Rhun ap Iorwerth MS, Plaid Cymru spokesperson for health and care said: "We have a clear statement, on the parliamentary record, from the former Health Minister, and more recently the First Minister that the decision to take Betsi Cadwaladr health board out of special measures was because of advice received by the auditor general, along with other participants in the so-called tripartite discussions that were held at the time. The First Minister can deny this all he likes, but it’s there as clear as day – he refers specifically to advice received from the auditor general. If this is not true, then the record must be corrected.

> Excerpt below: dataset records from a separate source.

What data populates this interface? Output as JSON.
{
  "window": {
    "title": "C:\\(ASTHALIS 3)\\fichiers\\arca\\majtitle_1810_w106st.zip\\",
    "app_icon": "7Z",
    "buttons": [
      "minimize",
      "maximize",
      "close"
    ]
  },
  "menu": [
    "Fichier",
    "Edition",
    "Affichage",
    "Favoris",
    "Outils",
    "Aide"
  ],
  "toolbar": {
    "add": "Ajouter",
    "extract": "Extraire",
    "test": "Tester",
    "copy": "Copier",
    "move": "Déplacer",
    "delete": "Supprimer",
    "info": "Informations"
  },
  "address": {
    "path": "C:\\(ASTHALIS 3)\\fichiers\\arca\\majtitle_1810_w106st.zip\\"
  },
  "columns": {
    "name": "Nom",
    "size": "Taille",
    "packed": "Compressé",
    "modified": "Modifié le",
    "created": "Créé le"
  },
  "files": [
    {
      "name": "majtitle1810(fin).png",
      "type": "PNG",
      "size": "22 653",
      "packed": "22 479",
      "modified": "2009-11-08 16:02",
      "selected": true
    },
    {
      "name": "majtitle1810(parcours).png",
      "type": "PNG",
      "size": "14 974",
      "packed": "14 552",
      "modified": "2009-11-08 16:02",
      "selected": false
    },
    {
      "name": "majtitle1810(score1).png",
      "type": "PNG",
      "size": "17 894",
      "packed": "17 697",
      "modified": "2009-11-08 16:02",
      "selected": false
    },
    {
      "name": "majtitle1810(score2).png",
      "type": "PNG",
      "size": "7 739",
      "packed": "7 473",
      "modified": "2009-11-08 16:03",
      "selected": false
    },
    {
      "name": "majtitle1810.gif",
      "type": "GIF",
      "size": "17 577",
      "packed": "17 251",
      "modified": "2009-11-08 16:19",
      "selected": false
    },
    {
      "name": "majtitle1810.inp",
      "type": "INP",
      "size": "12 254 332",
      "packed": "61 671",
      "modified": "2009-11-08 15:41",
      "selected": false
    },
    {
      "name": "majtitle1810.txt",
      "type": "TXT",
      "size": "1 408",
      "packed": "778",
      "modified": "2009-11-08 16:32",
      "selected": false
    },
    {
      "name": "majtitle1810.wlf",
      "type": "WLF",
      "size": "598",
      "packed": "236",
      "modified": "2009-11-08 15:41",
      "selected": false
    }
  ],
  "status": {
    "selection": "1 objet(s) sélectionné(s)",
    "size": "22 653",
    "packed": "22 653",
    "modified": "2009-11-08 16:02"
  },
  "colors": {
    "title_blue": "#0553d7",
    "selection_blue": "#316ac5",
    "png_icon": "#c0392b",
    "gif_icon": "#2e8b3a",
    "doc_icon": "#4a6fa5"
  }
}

“We have a letter from the Auditor General to say that this statement was not true. We now have evidence that the Auditor General felt it necessary to write to the Welsh Government after Vaughan Gething’s comments in November 2020, to underline how ‘unhelpful’ it was to imply that such advice had been received from the audit office when it had not. Crucially - not only did the Welsh Government not heed the concerns raised by the Auditor General in 2020, the First Minister went on to repeat the same misleading statement in Senedd just this year.
“Caught in the middle of this row are the patients and staff of Betsi Cadwaladr, who have certainly suffered from the health board being taken in, and out, and then back in to special measures."
Despite calls for him to correct the record, Mr Drakeford doubled down on his position that he hadn't misled the Welsh Parliament. "I certainly have not misled the Senedd," he told BBC Wales. He said the process on special measures was a "complicated system for those who are not used to it" adding "It begins with the auditor general, the civil service and Health Inspectorate Wales coming together to discuss whether or not an organisation needs to have any extra intervention. Separately, civil servants then advise ministers and the third step in this chain is ministers decide." He concluded that the inspectorate "and the auditor general do not directly advise ministers, but the process does start with them".
He said he intends to write to the Llywydd, the Senedd's presiding officer, "setting this process out for people so nobody need to be confused in future."